# Prop Owl



## Sickie Ickie (Jun 20, 2006)

When I think spooky, I think of the owl in the graveyard. I'm strapped for moola this year, so the turning head owl isn't an option for me. It jus so happens though that I ran across a plastic graden owl at the thrift store the other day and I immediately bought it. Looked kinda like this:










It sat a little dusty for a while until I just had a brainstorm today. I carefully popped off the eyes (looks as though they were hot glues on- I LOVE THAT STUFF). In retrospect I could have heated it with a hair dryer and it would have come off easier. This left hollow plastic eye sockets. I cut out the eye sockets so there were two holes.

The eyes themselves are plastic and painted yellow from behind. I carefully scraped off the yellow paint so the eyes (with the exception of the pupils ) were clear. A dremmel with buffer would have probibly done it faster and easier, but mine gave out on me several months ago.

I reattached the eyes with three spots of clear hot glue.

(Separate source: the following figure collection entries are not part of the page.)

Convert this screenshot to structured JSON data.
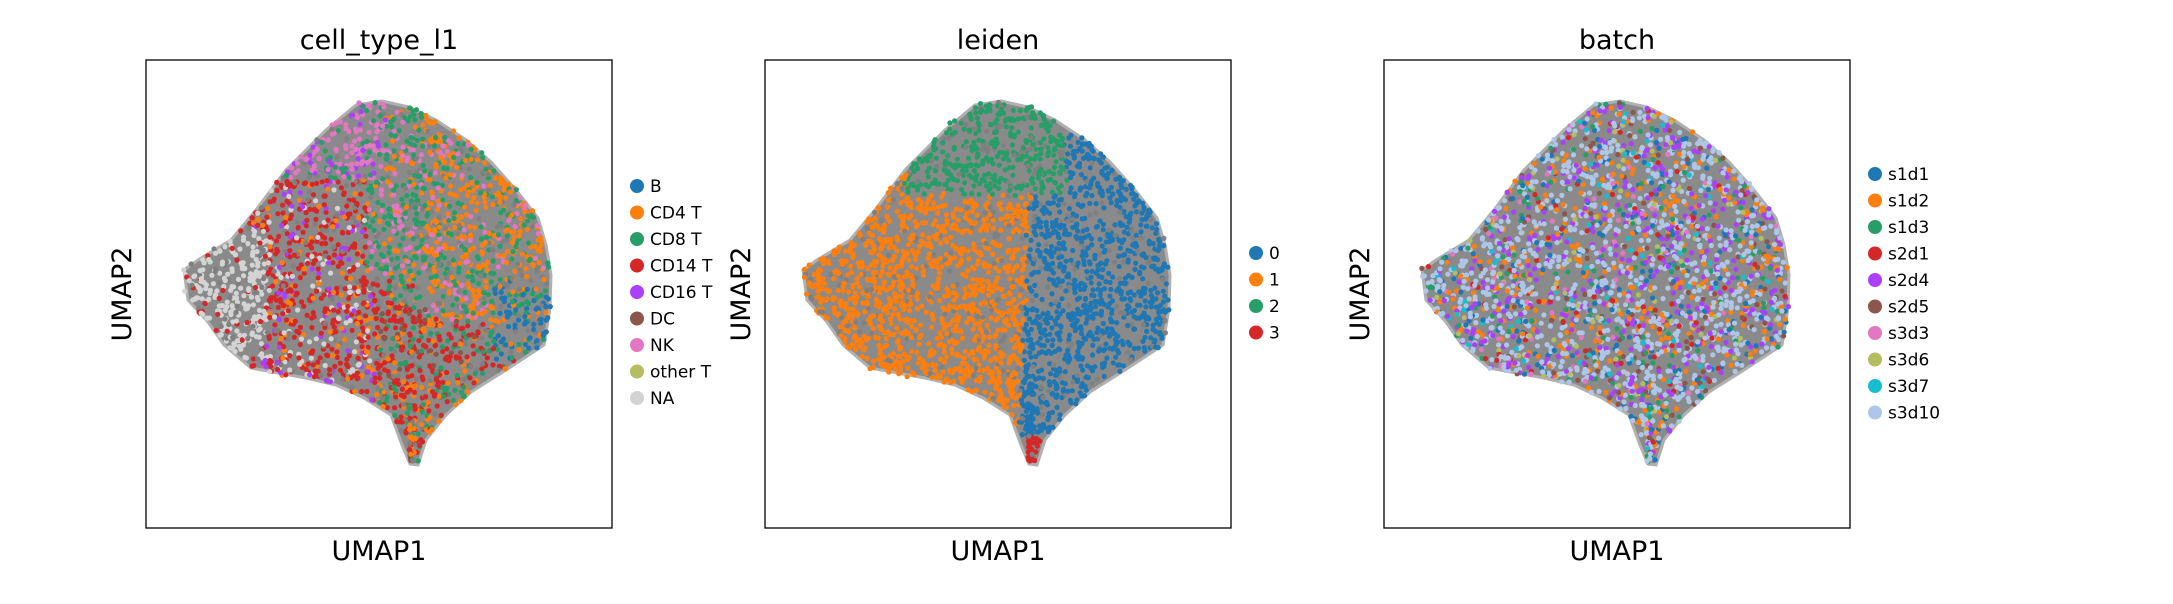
{
  "chart_data": [
    {
      "type": "scatter",
      "title": "cell_type_l1",
      "xlabel": "UMAP1",
      "ylabel": "UMAP2",
      "grid": false,
      "legend_position": "right",
      "categories": [
        {
          "name": "B",
          "color": "#1f77b4"
        },
        {
          "name": "CD4 T",
          "color": "#ff7f0e"
        },
        {
          "name": "CD8 T",
          "color": "#279e68"
        },
        {
          "name": "CD14 T",
          "color": "#d62728"
        },
        {
          "name": "CD16 T",
          "color": "#aa40fc"
        },
        {
          "name": "DC",
          "color": "#8c564b"
        },
        {
          "name": "NK",
          "color": "#e377c2"
        },
        {
          "name": "other T",
          "color": "#b5bd61"
        },
        {
          "name": "NA",
          "color": "#d3d3d3"
        }
      ]
    },
    {
      "type": "scatter",
      "title": "leiden",
      "xlabel": "UMAP1",
      "ylabel": "UMAP2",
      "grid": false,
      "legend_position": "right",
      "categories": [
        {
          "name": "0",
          "color": "#1f77b4"
        },
        {
          "name": "1",
          "color": "#ff7f0e"
        },
        {
          "name": "2",
          "color": "#279e68"
        },
        {
          "name": "3",
          "color": "#d62728"
        }
      ]
    },
    {
      "type": "scatter",
      "title": "batch",
      "xlabel": "UMAP1",
      "ylabel": "UMAP2",
      "grid": false,
      "legend_position": "right",
      "categories": [
        {
          "name": "s1d1",
          "color": "#1f77b4"
        },
        {
          "name": "s1d2",
          "color": "#ff7f0e"
        },
        {
          "name": "s1d3",
          "color": "#279e68"
        },
        {
          "name": "s2d1",
          "color": "#d62728"
        },
        {
          "name": "s2d4",
          "color": "#aa40fc"
        },
        {
          "name": "s2d5",
          "color": "#8c564b"
        },
        {
          "name": "s3d3",
          "color": "#e377c2"
        },
        {
          "name": "s3d6",
          "color": "#b5bd61"
        },
        {
          "name": "s3d7",
          "color": "#17becf"
        },
        {
          "name": "s3d10",
          "color": "#aec7e8"
        }
      ]
    }
  ]
}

I cut a window out of the back of the head...and added a yellow flicker tea light with velcro.










This allows me to take the light off to change batteries or whatever. I'll prob attach the window back again with a spot or two of black hot glue.










The result? The eyes are yellow and lit from behind so you can see the eyes in the dark. The flicker IMHO gives a little life and illusion of movement instead of a totally "static" display.

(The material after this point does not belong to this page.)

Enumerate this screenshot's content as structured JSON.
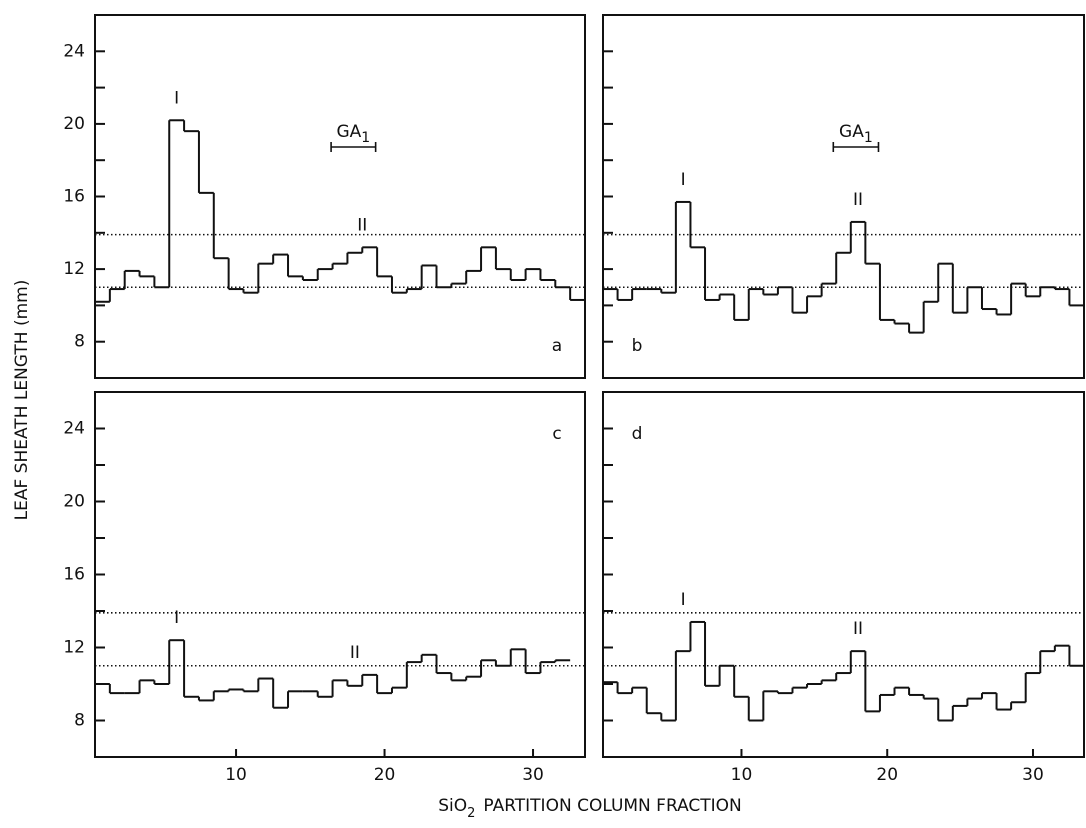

The whole thing cost me under $4 . I tried to capture a video of it, but my camera isn't sensitive enough to capture the flicker.

I painted the stump a little with acrylic paint.


----------



## Wyatt Furr (Jun 5, 2006)

That turned out great SI.
Good work


----------



## Lilly (Jun 13, 2006)

good job Sickie...
Looks good with the glow eyes


----------



## Lagrousome (Apr 12, 2007)

Great idea there SI. Never would have thought about that!
Sooooo......do all your wonderful ideas come from when you're in the bathroom?
hehehe


----------



## Darkside (Aug 6, 2007)

YEah, nice simple idea, with great effect.


----------



## Ghoul Friday (Oct 6, 2007)

Really great idea. Love when people take something cheap and turn it into something cool.


----------



## Sickie Ickie (Jun 20, 2006)

Thanks everyone. I know it's not up there with pneumatic props, but I think it turned out kinda cool just the same, and for under $4- I can't complain.


----------



## Cassie7 (Sep 16, 2007)

That's great SI! It's little details like that that lends atmosphere to a haunt.


----------



## Madame X (Oct 16, 2007)

some times the best idea come when there is no money, or sitting in the bathroom,lol I love the little guy Great Job..


----------



## octoberist (Apr 3, 2007)

Great idea. Great job. I bought an owl at a yard sale the other day. Looks like I had better get busy.


----------



## Devils Chariot (May 23, 2007)

Dude cheap props are what makes it so you can afford the fancier projects! Good work!!!


----------



## scareme (Aug 29, 2006)

I like it. Are you going to leave it outside or in?


----------



## beelce (Jul 21, 2007)

That's the perfect fast prop...just what I love to do - take a found object, chop into it and add some cool effect! Nice work sickie! Do you always work in the bathtub?


----------